Dear Joe Letter
Date: Thursday, August 30, 2001
From: Kevin Hench
Subject: Dear Joe Letter
Dear Mr. Kerrigan,
You seem like a great guy. You've got a sense of humor; you're forthright to
a fault; you like and know other sports. What a refreshing change from the
taciturn curmudgeon you replaced.
Now on to your terrible managing.
I had lots of problems with Jimy Williams. His reluctance to send runners
was not one of them. One has to manage according to his personnel. The
Boston Red Sox are slow and, worse, they are lousy baserunners. Your charges
have run into so many outs in the last five days that I am losing track.
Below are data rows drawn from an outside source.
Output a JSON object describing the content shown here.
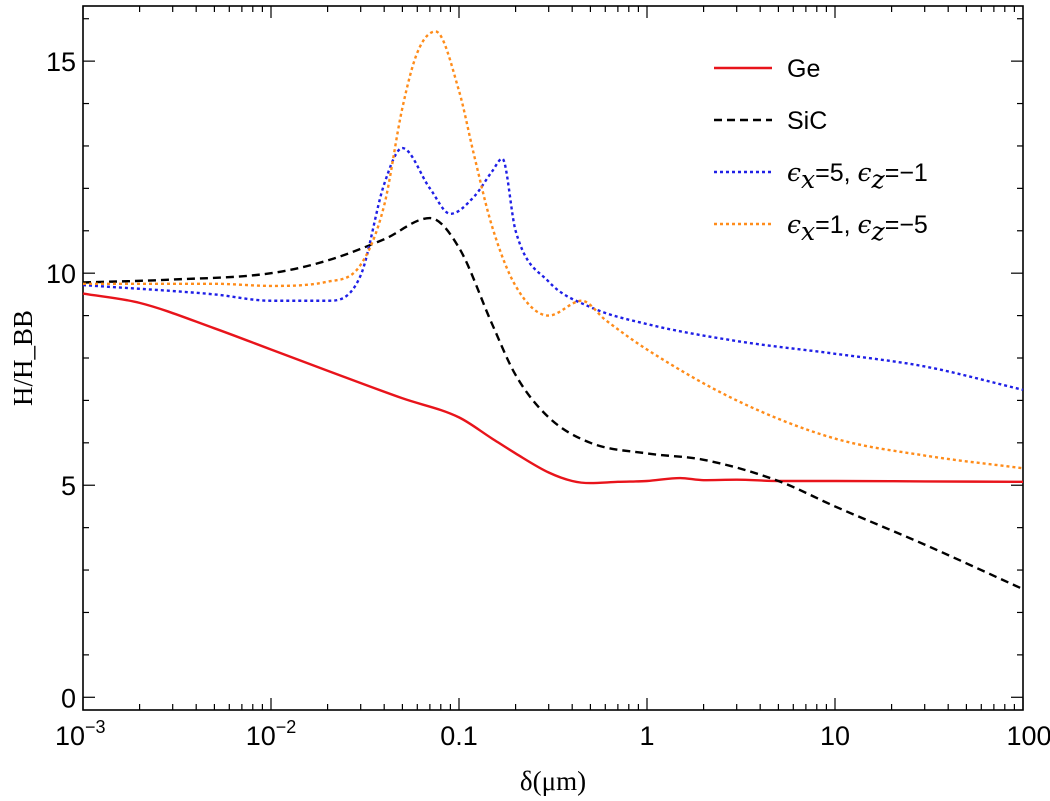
{
  "chart_data": {
    "type": "line",
    "xscale": "log",
    "xlim": [
      0.001,
      100
    ],
    "ylim": [
      -0.3,
      16.3
    ],
    "xlabel": "δ(μm)",
    "ylabel": "H/H_BB",
    "xticks": [
      {
        "value": 0.001,
        "base": "10",
        "exp": "−3"
      },
      {
        "value": 0.01,
        "base": "10",
        "exp": "−2"
      },
      {
        "value": 0.1,
        "label": "0.1"
      },
      {
        "value": 1,
        "label": "1"
      },
      {
        "value": 10,
        "label": "10"
      },
      {
        "value": 100,
        "label": "100"
      }
    ],
    "yticks": [
      0,
      5,
      10,
      15
    ],
    "yticklabels": [
      "0",
      "5",
      "10",
      "15"
    ],
    "legend_position": "top-right",
    "series": [
      {
        "name": "Ge",
        "label": "Ge",
        "color": "#e8141b",
        "dash": "solid",
        "points": [
          [
            0.001,
            9.52
          ],
          [
            0.002,
            9.3
          ],
          [
            0.005,
            8.7
          ],
          [
            0.01,
            8.2
          ],
          [
            0.02,
            7.7
          ],
          [
            0.05,
            7.05
          ],
          [
            0.1,
            6.6
          ],
          [
            0.15,
            6.1
          ],
          [
            0.2,
            5.75
          ],
          [
            0.3,
            5.3
          ],
          [
            0.4,
            5.1
          ],
          [
            0.5,
            5.05
          ],
          [
            0.7,
            5.08
          ],
          [
            1,
            5.1
          ],
          [
            1.5,
            5.17
          ],
          [
            2,
            5.12
          ],
          [
            3,
            5.13
          ],
          [
            5,
            5.1
          ],
          [
            10,
            5.1
          ],
          [
            30,
            5.09
          ],
          [
            100,
            5.08
          ]
        ]
      },
      {
        "name": "SiC",
        "label": "SiC",
        "color": "#000000",
        "dash": "dashed",
        "points": [
          [
            0.001,
            9.78
          ],
          [
            0.003,
            9.85
          ],
          [
            0.01,
            10.0
          ],
          [
            0.02,
            10.3
          ],
          [
            0.04,
            10.8
          ],
          [
            0.07,
            11.3
          ],
          [
            0.1,
            10.6
          ],
          [
            0.15,
            8.8
          ],
          [
            0.2,
            7.6
          ],
          [
            0.3,
            6.6
          ],
          [
            0.5,
            6.0
          ],
          [
            1,
            5.75
          ],
          [
            2,
            5.6
          ],
          [
            5,
            5.1
          ],
          [
            10,
            4.5
          ],
          [
            30,
            3.6
          ],
          [
            100,
            2.55
          ]
        ]
      },
      {
        "name": "eps_x5_eps_z-1",
        "label": "ϵx=5, ϵz=−1",
        "label_parts": [
          "ϵ",
          "x",
          "=5, ",
          "ϵ",
          "z",
          "=−1"
        ],
        "color": "#1f1fe6",
        "dash": "dotted",
        "points": [
          [
            0.001,
            9.72
          ],
          [
            0.005,
            9.5
          ],
          [
            0.01,
            9.35
          ],
          [
            0.02,
            9.35
          ],
          [
            0.03,
            9.95
          ],
          [
            0.04,
            12.1
          ],
          [
            0.05,
            12.95
          ],
          [
            0.07,
            12.0
          ],
          [
            0.09,
            11.4
          ],
          [
            0.12,
            11.8
          ],
          [
            0.15,
            12.4
          ],
          [
            0.17,
            12.7
          ],
          [
            0.2,
            11.0
          ],
          [
            0.3,
            9.8
          ],
          [
            0.5,
            9.2
          ],
          [
            1,
            8.8
          ],
          [
            3,
            8.4
          ],
          [
            10,
            8.1
          ],
          [
            30,
            7.8
          ],
          [
            100,
            7.25
          ]
        ]
      },
      {
        "name": "eps_x1_eps_z-5",
        "label": "ϵx=1, ϵz=−5",
        "label_parts": [
          "ϵ",
          "x",
          "=1, ",
          "ϵ",
          "z",
          "=−5"
        ],
        "color": "#ff8c1a",
        "dash": "dotted",
        "points": [
          [
            0.001,
            9.75
          ],
          [
            0.005,
            9.75
          ],
          [
            0.01,
            9.7
          ],
          [
            0.02,
            9.8
          ],
          [
            0.03,
            10.2
          ],
          [
            0.04,
            11.6
          ],
          [
            0.05,
            13.9
          ],
          [
            0.06,
            15.2
          ],
          [
            0.075,
            15.7
          ],
          [
            0.1,
            14.3
          ],
          [
            0.12,
            12.8
          ],
          [
            0.15,
            11.1
          ],
          [
            0.2,
            9.7
          ],
          [
            0.3,
            9.0
          ],
          [
            0.45,
            9.35
          ],
          [
            0.6,
            8.9
          ],
          [
            1,
            8.2
          ],
          [
            3,
            7.0
          ],
          [
            10,
            6.1
          ],
          [
            30,
            5.7
          ],
          [
            100,
            5.4
          ]
        ]
      }
    ]
  }
}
Here's the problem: When you have average or below-average speed - which
describes everyone on your roster - you have to cheat a little to swipe a
base. You have to shift that weight to your right foot, lean and pray the
pitcher is going to the plate when you make your leap of faith. The team's
complete lack of speed explains this recent spate of pickoffs. The solution?
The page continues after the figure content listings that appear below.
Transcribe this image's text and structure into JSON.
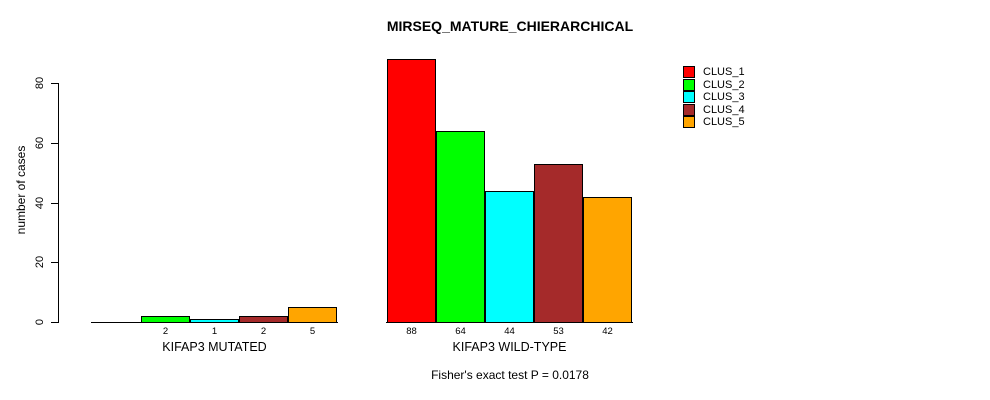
{
  "title": "MIRSEQ_MATURE_CHIERARCHICAL",
  "footer": "Fisher's exact test P = 0.0178",
  "y_axis": {
    "label": "number of cases",
    "ticks": [
      0,
      20,
      40,
      60,
      80
    ]
  },
  "legend": {
    "position": "top-right",
    "entries": [
      {
        "label": "CLUS_1",
        "color": "#FF0000"
      },
      {
        "label": "CLUS_2",
        "color": "#00FF00"
      },
      {
        "label": "CLUS_3",
        "color": "#00FFFF"
      },
      {
        "label": "CLUS_4",
        "color": "#A52A2A"
      },
      {
        "label": "CLUS_5",
        "color": "#FFA500"
      }
    ]
  },
  "chart_data": {
    "type": "bar",
    "title": "MIRSEQ_MATURE_CHIERARCHICAL",
    "xlabel": "",
    "ylabel": "number of cases",
    "ylim": [
      0,
      88
    ],
    "axis_ticks": [
      0,
      20,
      40,
      60,
      80
    ],
    "grid": false,
    "legend_position": "top-right",
    "categories": [
      "KIFAP3 MUTATED",
      "KIFAP3 WILD-TYPE"
    ],
    "series": [
      {
        "name": "CLUS_1",
        "color": "#FF0000",
        "values": [
          0,
          88
        ]
      },
      {
        "name": "CLUS_2",
        "color": "#00FF00",
        "values": [
          2,
          64
        ]
      },
      {
        "name": "CLUS_3",
        "color": "#00FFFF",
        "values": [
          1,
          44
        ]
      },
      {
        "name": "CLUS_4",
        "color": "#A52A2A",
        "values": [
          2,
          53
        ]
      },
      {
        "name": "CLUS_5",
        "color": "#FFA500",
        "values": [
          5,
          42
        ]
      }
    ],
    "bar_value_labels_shown_for_nonzero_only": true,
    "annotation": "Fisher's exact test P = 0.0178"
  }
}
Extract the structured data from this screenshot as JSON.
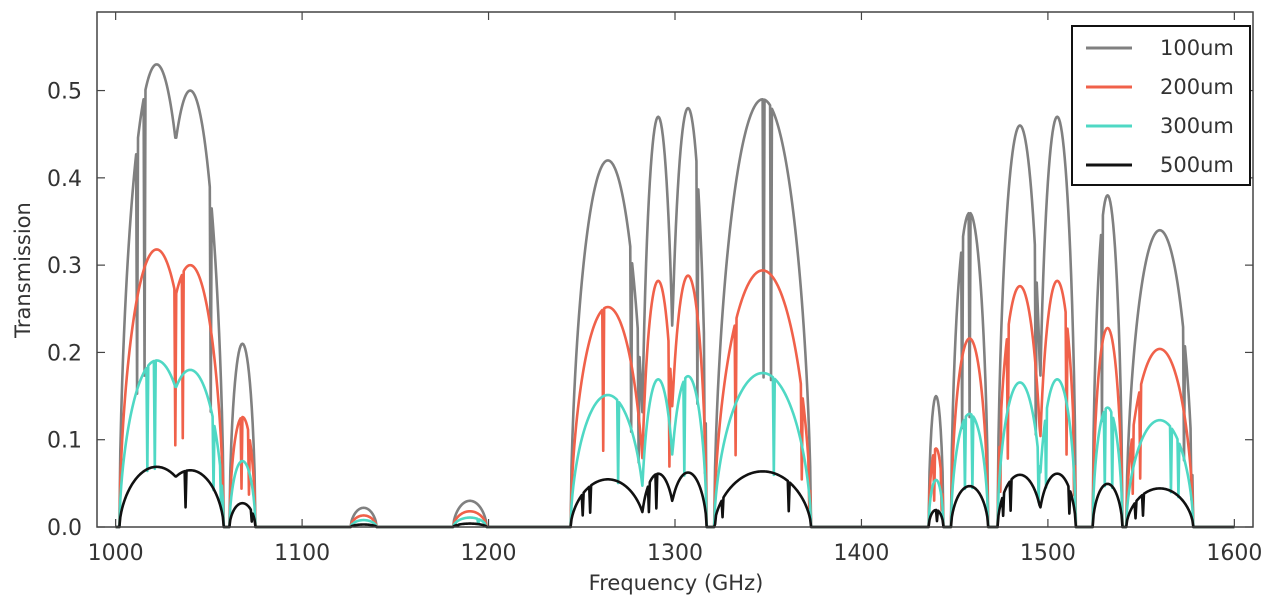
{
  "chart_data": {
    "type": "line",
    "title": "",
    "xlabel": "Frequency (GHz)",
    "ylabel": "Transmission",
    "xlim": [
      990,
      1610
    ],
    "ylim": [
      0,
      0.59
    ],
    "x_ticks": [
      1000,
      1100,
      1200,
      1300,
      1400,
      1500,
      1600
    ],
    "x_tick_labels": [
      "1000",
      "1100",
      "1200",
      "1300",
      "1400",
      "1500",
      "1600"
    ],
    "y_ticks": [
      0.0,
      0.1,
      0.2,
      0.3,
      0.4,
      0.5
    ],
    "y_tick_labels": [
      "0.0",
      "0.1",
      "0.2",
      "0.3",
      "0.4",
      "0.5"
    ],
    "grid": false,
    "legend_position": "top-right",
    "peaks_100um": [
      {
        "c": 1022,
        "w": 20,
        "h": 0.53
      },
      {
        "c": 1040,
        "w": 18,
        "h": 0.5
      },
      {
        "c": 1068,
        "w": 7,
        "h": 0.21
      },
      {
        "c": 1133,
        "w": 7,
        "h": 0.022
      },
      {
        "c": 1190,
        "w": 9,
        "h": 0.03
      },
      {
        "c": 1264,
        "w": 20,
        "h": 0.42
      },
      {
        "c": 1291,
        "w": 9,
        "h": 0.47
      },
      {
        "c": 1307,
        "w": 10,
        "h": 0.48
      },
      {
        "c": 1347,
        "w": 26,
        "h": 0.49
      },
      {
        "c": 1440,
        "w": 4,
        "h": 0.15
      },
      {
        "c": 1458,
        "w": 10,
        "h": 0.36
      },
      {
        "c": 1485,
        "w": 12,
        "h": 0.46
      },
      {
        "c": 1505,
        "w": 10,
        "h": 0.47
      },
      {
        "c": 1532,
        "w": 8,
        "h": 0.38
      },
      {
        "c": 1560,
        "w": 18,
        "h": 0.34
      }
    ],
    "series": [
      {
        "name": "100um",
        "color": "#808080",
        "scale": 1.0
      },
      {
        "name": "200um",
        "color": "#f0614a",
        "scale": 0.6
      },
      {
        "name": "300um",
        "color": "#4fd8c4",
        "scale": 0.36
      },
      {
        "name": "500um",
        "color": "#111111",
        "scale": 0.13
      }
    ]
  }
}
Stop giving the steal sign. C'mon, Joe, I know you want to do everything
possible to divorce yourself from the previous skipper - slidestepping,
stealing bases, set lineup (hah) - but all you've managed to do in the last
two weeks is become only the second Red Sox manager in 35 years with a losing
Tonight we saw two back-breaking plays that must have originated in your
apparently overrated noggin'.
With no outs Trot Nixon was picked
off first by lefty C.C. Sabathia
when he was clearly going and guessed wrong on where Sabathia was
delivering the ball. This is doubly defeating. It kills any potential rally and it
gives the pitcher an out without having to pile up pitches. As frustrating as this
moment was, it paled compared to the real mindbender you threw at us later.
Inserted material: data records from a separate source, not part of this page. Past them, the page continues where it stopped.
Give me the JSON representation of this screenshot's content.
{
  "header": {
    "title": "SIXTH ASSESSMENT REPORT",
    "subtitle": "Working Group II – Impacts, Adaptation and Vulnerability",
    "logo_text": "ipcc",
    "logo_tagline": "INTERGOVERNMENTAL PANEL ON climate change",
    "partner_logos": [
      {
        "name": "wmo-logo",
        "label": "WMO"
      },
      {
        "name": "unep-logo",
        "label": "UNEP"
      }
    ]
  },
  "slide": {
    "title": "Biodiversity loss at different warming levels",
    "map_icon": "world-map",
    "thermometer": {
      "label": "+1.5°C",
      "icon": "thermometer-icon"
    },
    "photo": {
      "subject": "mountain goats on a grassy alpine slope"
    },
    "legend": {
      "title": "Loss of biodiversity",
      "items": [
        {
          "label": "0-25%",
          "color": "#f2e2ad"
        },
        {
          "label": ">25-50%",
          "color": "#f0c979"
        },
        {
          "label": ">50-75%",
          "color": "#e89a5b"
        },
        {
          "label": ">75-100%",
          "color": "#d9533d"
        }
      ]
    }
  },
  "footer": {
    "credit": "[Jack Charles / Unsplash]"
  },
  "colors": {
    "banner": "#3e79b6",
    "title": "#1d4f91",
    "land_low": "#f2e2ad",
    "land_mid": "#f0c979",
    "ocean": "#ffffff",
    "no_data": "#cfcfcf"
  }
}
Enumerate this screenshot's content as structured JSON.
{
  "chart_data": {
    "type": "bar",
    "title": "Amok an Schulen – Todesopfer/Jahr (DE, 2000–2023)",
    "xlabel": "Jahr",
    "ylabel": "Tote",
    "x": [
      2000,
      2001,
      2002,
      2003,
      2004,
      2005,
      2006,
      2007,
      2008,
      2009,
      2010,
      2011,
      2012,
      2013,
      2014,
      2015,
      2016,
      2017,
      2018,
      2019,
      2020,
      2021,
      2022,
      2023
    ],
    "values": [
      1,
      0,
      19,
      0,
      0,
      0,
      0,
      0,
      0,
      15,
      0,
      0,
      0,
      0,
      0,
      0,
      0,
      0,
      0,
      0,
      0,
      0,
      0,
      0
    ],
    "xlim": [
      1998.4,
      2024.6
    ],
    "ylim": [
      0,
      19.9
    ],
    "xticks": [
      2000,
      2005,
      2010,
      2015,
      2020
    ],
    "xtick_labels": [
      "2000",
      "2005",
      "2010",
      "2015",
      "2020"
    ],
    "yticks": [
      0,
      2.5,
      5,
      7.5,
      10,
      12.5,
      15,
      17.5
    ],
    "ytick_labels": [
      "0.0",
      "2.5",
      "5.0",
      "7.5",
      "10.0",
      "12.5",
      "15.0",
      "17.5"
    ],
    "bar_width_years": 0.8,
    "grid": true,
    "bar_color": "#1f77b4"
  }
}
Leading 1-0 with runners on first and second, one out and a 3-2 count on Jose
Offerman, you sent the runners. Why?
You have a strikeout pitcher against a strikeout hitter
with a slow runner
on second... this is the complete and total formula for not sending the
runners. Sabathia, like most strikeout pitchers, is also a fly ball pitcher,
so where is the percentage in sending slow runners with a guy at the plate
who has fanned 87 times in 447 at-bats? A ground ball would seem the least
likely possibility, certainly dwarfed by the combined possibility of a
strikeout or a fly out. Sure enough, Jose fanned, Dante got gunned down and
the inning was over. For someone who supposedly has a voracious appetite for
stats, you sure don't seem to know a heck of a lot about your team.
As a manager, Joe, you make a great pitching coach.
Note: Whoops, make that 88 K's in 448 at-bats as Offerman just fanned for the
third time tonight, taking strike three with the tying run on third and one
out. Hard to keep up with the ineptitude of some of these guys.